I remember (thank you, John Quincy) a WTMA jingle which noted that the station was #1 by Hooper and Pulse. The old Hooperatings date back to the Golden Age of Radio, but they did pretty much what ratings do today: they measured the audience, and sent the numbers to advertisers, who planned their buys accordingly. Hooper’s methodology was simple: they’d call you up and ask you what you were listening to. (This was, I need hardly point out, way before Caller ID.) Pulse took a different approach: they did face-to-face interviewing, at least during their early days in New York. And both are gone now, Pulse having faded some time during the 1960s — that jingle, adapted from PAMS Series 18, dates from 1961 — and Hooper was taken over by A. C. Nielsen in 1951 and eventually phased out.

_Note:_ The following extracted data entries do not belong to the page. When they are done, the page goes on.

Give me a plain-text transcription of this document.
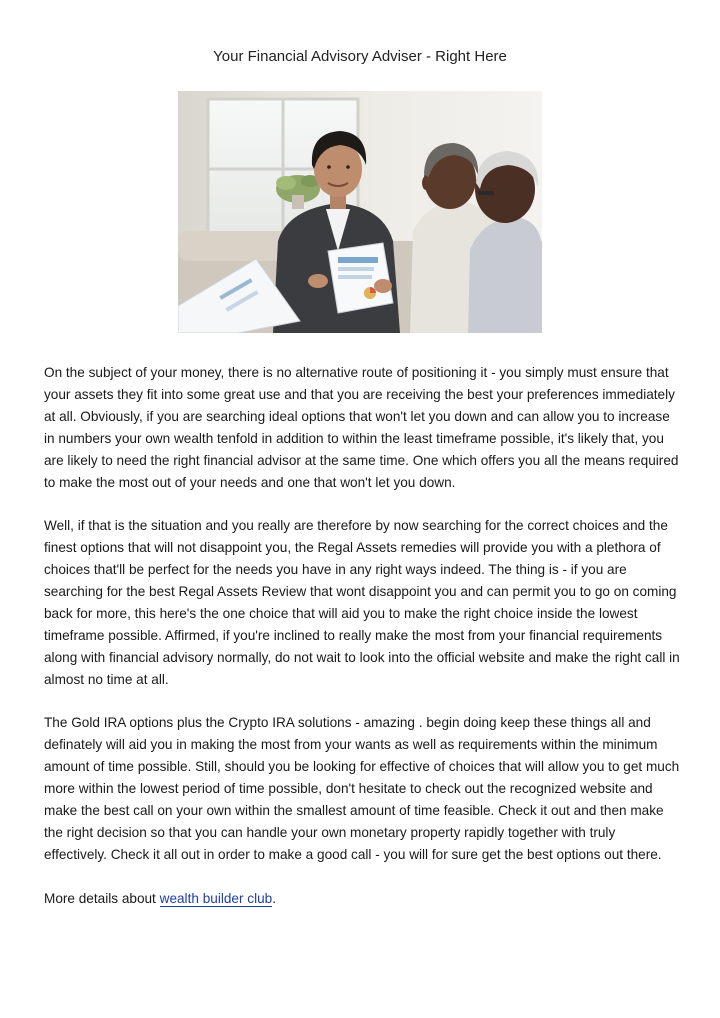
Your Financial Advisory Adviser - Right Here

On the subject of your money, there is no alternative route of positioning it - you simply must ensure that your assets they fit into some great use and that you are receiving the best your preferences immediately at all. Obviously, if you are searching ideal options that won't let you down and can allow you to increase in numbers your own wealth tenfold in addition to within the least timeframe possible, it's likely that, you are likely to need the right financial advisor at the same time. One which offers you all the means required to make the most out of your needs and one that won't let you down.

Well, if that is the situation and you really are therefore by now searching for the correct choices and the finest options that will not disappoint you, the Regal Assets remedies will provide you with a plethora of choices that'll be perfect for the needs you have in any right ways indeed. The thing is - if you are searching for the best Regal Assets Review that wont disappoint you and can permit you to go on coming back for more, this here's the one choice that will aid you to make the right choice inside the lowest timeframe possible. Affirmed, if you're inclined to really make the most from your financial requirements along with financial advisory normally, do not wait to look into the official website and make the right call in almost no time at all.

The Gold IRA options plus the Crypto IRA solutions - amazing . begin doing keep these things all and definately will aid you in making the most from your wants as well as requirements within the minimum amount of time possible. Still, should you be looking for effective of choices that will allow you to get much more within the lowest period of time possible, don't hesitate to check out the recognized website and make the best call on your own within the smallest amount of time feasible. Check it out and then make the right decision so that you can handle your own monetary property rapidly together with truly effectively. Check it all out in order to make a good call - you will for sure get the best options out there.

More details about wealth builder club.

Nielsen is still the gold standard for TV ratings, which annoys TV broadcasters, who claim they’re being undercounted because of all those Internet viewers. So they’re forming their own ratings service:
Media participants in the consortium — including networks owned by NBC Universal, Time Warner, News Corp, Viacom, CBS, Discovery and Walt Disney — expect it to be operational by September.
They have pulled in Procter & Gamble and AT&T, the top and third-biggest US advertisers, and Unilever. The involvement of such big names highlights how urgently advertisers feel the need for better information to justify ads that run across multiple media platforms.
If this sounds a little like Fox taking inventory of the henhouse, well, it’s not the first time suspicions have been aroused. From the immortal “Chaos” by Arbogast and Ross (you can hear it here), fifty years ago:
Speedy Clip talkin’ at you from radio station KOS, Painted Radio K-OS, with the Speedy Clip show, the number-one program on the number-one station in the number-one city as rated by the number-one rating service, Numbers Incorporated, owned and operated by radio station KOS — and KOS-AM.
Nielsen will have its own Net-measuring tools in place within a couple of years, we’re told.